Esse tipo de coisa tem se intensificado por todo o mundo nos últimos anos, e só quando alcança o nível de um crime sério a mídia vai atrás, e então as pessoas dizem "nossa, que chocante", mas depois de alguns dias se esquecem do assunto. O que temos hoje é um mundo onde, do topo mais alto da sociedade até a parte mais baixa, há uma interminável variedade de violações. Violência doméstica chegou a um nível epidêmico, mas é pouco abordada pela polícia. Vivemos em uma cultura que diz que violência é 'macho', e homens fracos devem ser tratados com violência, para mostrar o quão importante é a força física. Chegamos a um ponto em que, se você é moralmente bom e generoso, alguém vai te derrubar. E, se você é mau, então você vai ficar bem até que alguém pior te derrube. A humanidade se tornou desumana demais.

Como tirar a humanidade dessa situação?
Eu não vejo que realmente haja uma solução para isso. Você pode dizer às pessoas que elas devem ser boas umas com as outras e elas não vão simplesmente dizer "ah, ok, serei boa". Você não aborda a questão. Muita coisa tem a ver com o fato de que temos uma população muito grande. No reino animal, quando há uma superpopulação, os animais se voltam uns contra os outros. Então acho que a raça humana está se comportando como os animais se comportam quando estão sob algum tipo de estresse. Ainda temos o aquecimento global, as geleiras derretendo, tudo está meio que ficando difícil, há um grande aumento nas doenças. A humanidade está sob algum tipo de estresse muito severo. Vivemos em uma cultura extremamente violenta, onde as pessoas se inspiram pela violência, elas desfrutam da violência. O moralismo convencional é uma parte dessa escalada de violência, e portanto é um pouco contraproducente. Podemos dizer que ele falhou. Precisamos voltar à mesa de desenho e pensar em o que cada um pode fazer. Há conflitos extremos acontecendo, e a única maneira de fazer algo é fazer com que você se livre de conflitos.

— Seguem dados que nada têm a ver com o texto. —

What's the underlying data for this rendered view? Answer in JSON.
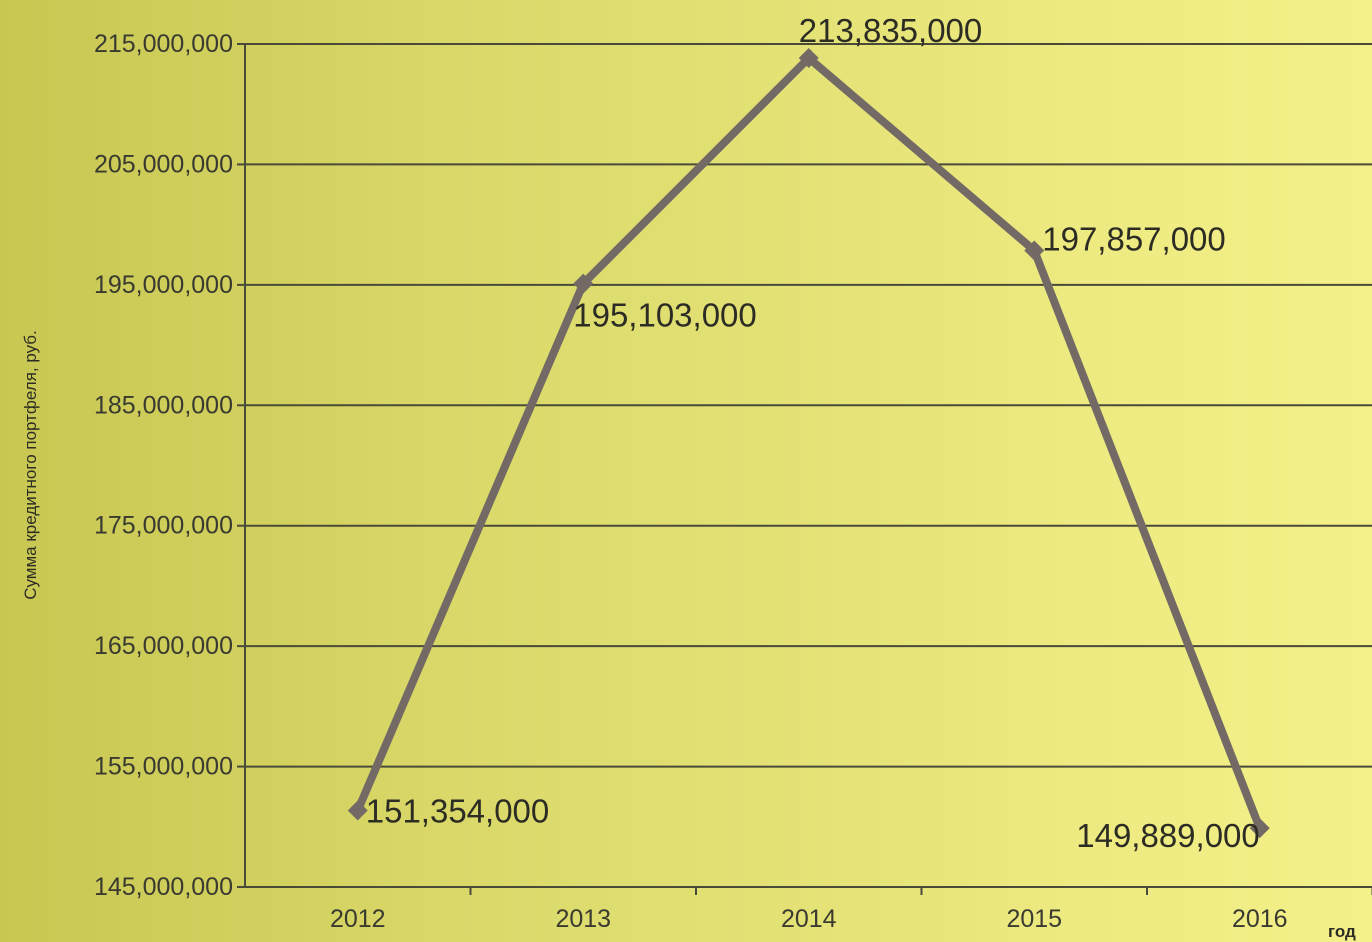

Os estudantes precisam entender que a lição mais importante da universidade é como ser um ser humano. Quando você é uma pessoa loucamente violenta, que tipo de profissional você será depois dos estudos?"
Denise Lawrence,
professora da Brahma Kumaris
Neste contexto, como é possível reduzir os casos de bullying?
Tudo isso acontece porque não é condenado pelas autoridades, e não só a polícia, mas as instituições. Se elas tomassem atitudes, eles não fariam isso. Mas elas não fazem nada, elas permitem, e isso significa que as pessoas estão se sentindo encorajadas. Qualquer psicólogo te diria que é absolutamente normal: as pessoas que sofrem trotes vão revidar da mesma forma quando elas tiverem o poder, e isso em geral começa na infância. Os estudantes precisam entender que a lição mais importante da universidade é como ser um ser humano. Quando você é uma pessoa loucamente violenta, que tipo de profissional você será depois dos estudos, quando estiver em uma posição de poder?

É preciso então mudar a atuação das instituições?
Esse problema é sintomático de uma crise muito maior de toda a humanidade. Tudo isso não pode ser resolvido por uma pessoa só, ou por uma organização, pelas Nações Unidas. É grande demais. A única maneira que vejo é você se transformar em um ser humano de alta qualidade. O que você pode fazer é voltar-se para si mesmo, se fortalecer espiritualmente, manter a estabilidade, ter fé na sua bondade, e ser corajoso. Uma das formas é pela meditação, que não é nem de longe uma coisa passiva. Ela ajuda a te imunizar contra a provocação. Porque, de outro modo, se alguém mais forte te provoca, e você reage, eles te derrubam. Se você é imune à provocação, você vê as ameaças de longe, e consegue se proteger. Dentro da sua família, dos seus grupos, é importante conversar com as pessoas, e transformar esse problema em uma grande questão que merece ser abordada. É bom que a mídia também aborde esse tipo de discussão, se perguntar como chegamos nesta situação. Em todos os níveis há uma série de violações acontecendo, e isso está ficando cada vez pior. Estamos em um ponto muito explosivo e ninguém sabe o que fazer.